EstatutosCapítulo Primeiro: denominação, sede e objeto Artigo 1º A Associação denomina-se UNIDADES DE SAÚDE FAMILIAR – Associação Nacional, associação de âmbito nacional, é uma associação sem fins lucrativos, com sede na R. Dr António Sousa Pereira, s/n, 4480-807 Vila do Conde, criada por tempo indeterminado. § 1 – Por deliberação da Direção, podem ser criadas delegações onde for julgado conveniente.
Artigo 2º A Associação tem como fins promover o intercâmbio, o desenvolvimento e a valorização dos médicos, enfermeiros, administrativos e outros profissionais que integram as unidades de saúde familiar, no contexto de equipas multiprofissionais. § Único – Para a realização dos seus fins, a Associação desenvolverá as ações que os seus órgãos entenderem adequadas.
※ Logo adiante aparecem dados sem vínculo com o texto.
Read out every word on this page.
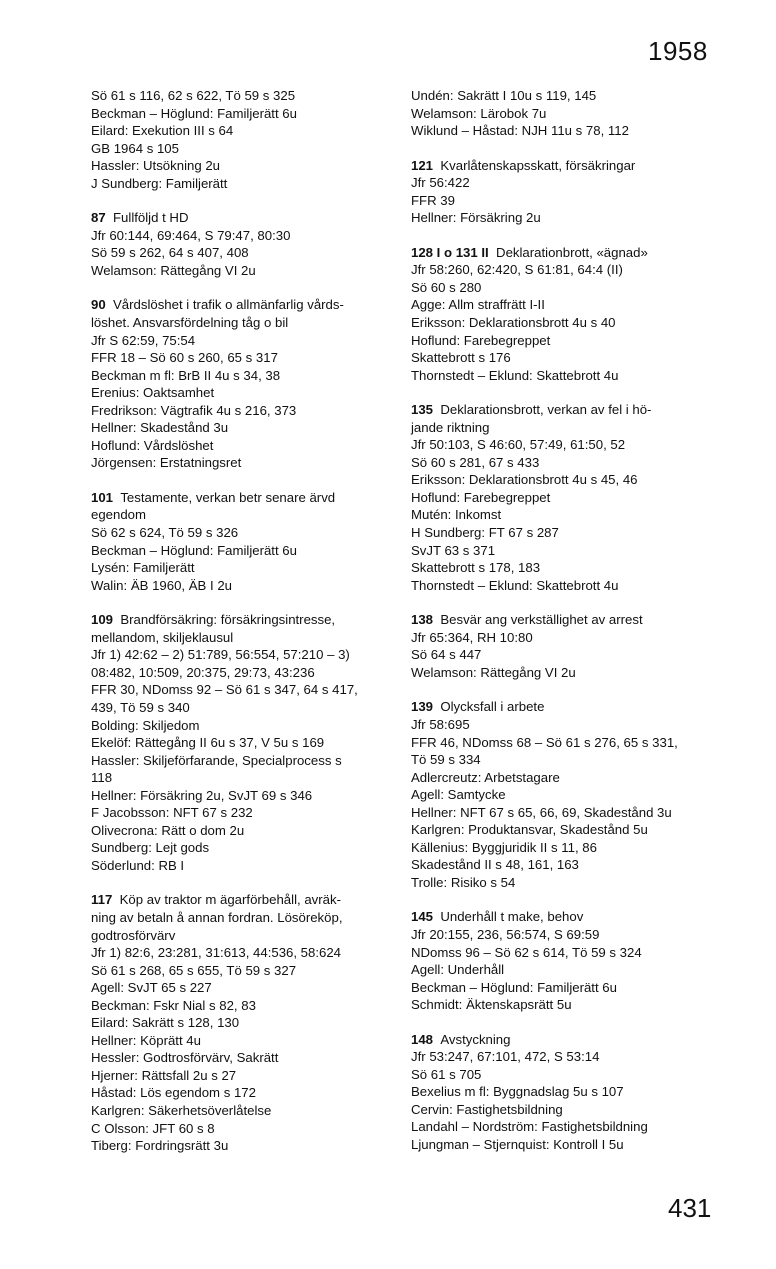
1958
Sö 61 s 116, 62 s 622, Tö 59 s 325
Beckman – Höglund: Familjerätt 6u
Eilard: Exekution III s 64
GB 1964 s 105
Hassler: Utsökning 2u
J Sundberg: Familjerätt
87 Fullföljd t HD
Jfr 60:144, 69:464, S 79:47, 80:30
Sö 59 s 262, 64 s 407, 408
Welamson: Rättegång VI 2u
90 Vårdslöshet i trafik o allmänfarlig vårds-
löshet. Ansvarsfördelning tåg o bil
Jfr S 62:59, 75:54
FFR 18 – Sö 60 s 260, 65 s 317
Beckman m fl: BrB II 4u s 34, 38
Erenius: Oaktsamhet
Fredrikson: Vägtrafik 4u s 216, 373
Hellner: Skadestånd 3u
Hoflund: Vårdslöshet
Jörgensen: Erstatningsret
101 Testamente, verkan betr senare ärvd
egendom
Sö 62 s 624, Tö 59 s 326
Beckman – Höglund: Familjerätt 6u
Lysén: Familjerätt
Walin: ÄB 1960, ÄB I 2u
109 Brandförsäkring: försäkringsintresse,
mellandom, skiljeklausul
Jfr 1) 42:62 – 2) 51:789, 56:554, 57:210 – 3)
08:482, 10:509, 20:375, 29:73, 43:236
FFR 30, NDomss 92 – Sö 61 s 347, 64 s 417,
439, Tö 59 s 340
Bolding: Skiljedom
Ekelöf: Rättegång II 6u s 37, V 5u s 169
Hassler: Skiljeförfarande, Specialprocess s
118
Hellner: Försäkring 2u, SvJT 69 s 346
F Jacobsson: NFT 67 s 232
Olivecrona: Rätt o dom 2u
Sundberg: Lejt gods
Söderlund: RB I
117 Köp av traktor m ägarförbehåll, avräk-
ning av betaln å annan fordran. Lösöreköp,
godtrosförvärv
Jfr 1) 82:6, 23:281, 31:613, 44:536, 58:624
Sö 61 s 268, 65 s 655, Tö 59 s 327
Agell: SvJT 65 s 227
Beckman: Fskr Nial s 82, 83
Eilard: Sakrätt s 128, 130
Hellner: Köprätt 4u
Hessler: Godtrosförvärv, Sakrätt
Hjerner: Rättsfall 2u s 27
Håstad: Lös egendom s 172
Karlgren: Säkerhetsöverlåtelse
C Olsson: JFT 60 s 8
Tiberg: Fordringsrätt 3u
Undén: Sakrätt I 10u s 119, 145
Welamson: Lärobok 7u
Wiklund – Håstad: NJH 11u s 78, 112
121 Kvarlåtenskapsskatt, försäkringar
Jfr 56:422
FFR 39
Hellner: Försäkring 2u
128 I o 131 II Deklarationbrott, «ägnad»
Jfr 58:260, 62:420, S 61:81, 64:4 (II)
Sö 60 s 280
Agge: Allm straffrätt I-II
Eriksson: Deklarationsbrott 4u s 40
Hoflund: Farebegreppet
Skattebrott s 176
Thornstedt – Eklund: Skattebrott 4u
135 Deklarationsbrott, verkan av fel i hö-
jande riktning
Jfr 50:103, S 46:60, 57:49, 61:50, 52
Sö 60 s 281, 67 s 433
Eriksson: Deklarationsbrott 4u s 45, 46
Hoflund: Farebegreppet
Mutén: Inkomst
H Sundberg: FT 67 s 287
SvJT 63 s 371
Skattebrott s 178, 183
Thornstedt – Eklund: Skattebrott 4u
138 Besvär ang verkställighet av arrest
Jfr 65:364, RH 10:80
Sö 64 s 447
Welamson: Rättegång VI 2u
139 Olycksfall i arbete
Jfr 58:695
FFR 46, NDomss 68 – Sö 61 s 276, 65 s 331,
Tö 59 s 334
Adlercreutz: Arbetstagare
Agell: Samtycke
Hellner: NFT 67 s 65, 66, 69, Skadestånd 3u
Karlgren: Produktansvar, Skadestånd 5u
Källenius: Byggjuridik II s 11, 86
Skadestånd II s 48, 161, 163
Trolle: Risiko s 54
145 Underhåll t make, behov
Jfr 20:155, 236, 56:574, S 69:59
NDomss 96 – Sö 62 s 614, Tö 59 s 324
Agell: Underhåll
Beckman – Höglund: Familjerätt 6u
Schmidt: Äktenskapsrätt 5u
148 Avstyckning
Jfr 53:247, 67:101, 472, S 53:14
Sö 61 s 705
Bexelius m fl: Byggnadslag 5u s 107
Cervin: Fastighetsbildning
Landahl – Nordström: Fastighetsbildning
Ljungman – Stjernquist: Kontroll I 5u
431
A Associação tem como objeto a: a) promoção do intercâmbio de ideias, experiências e documentos; b) produção conjunta de instrumentos de boas prácticas, de qualidade e de governação clínica; c) promoção do desenvolvimento profissional contínuo, priveligiando as áreas de trabalho em equipa; d) contribuição para a acreditação das unidades de saúde familiar; e) contribuição para a sustentabilidade e otimização do Serviço Nacional de Saúde, melhorando o acesso, a adequação, a efetividade, a eficiência e a qualidade dos cuidados de saúde, nas unidades de saúde familiar; f) discussão e delineação de estratégias concertadas de intervenção junto dos órgãos políticos, de administração, da sociedade e dos media; g) colaboração com outras organizações e entidades com objeto e/ou ações convergentes.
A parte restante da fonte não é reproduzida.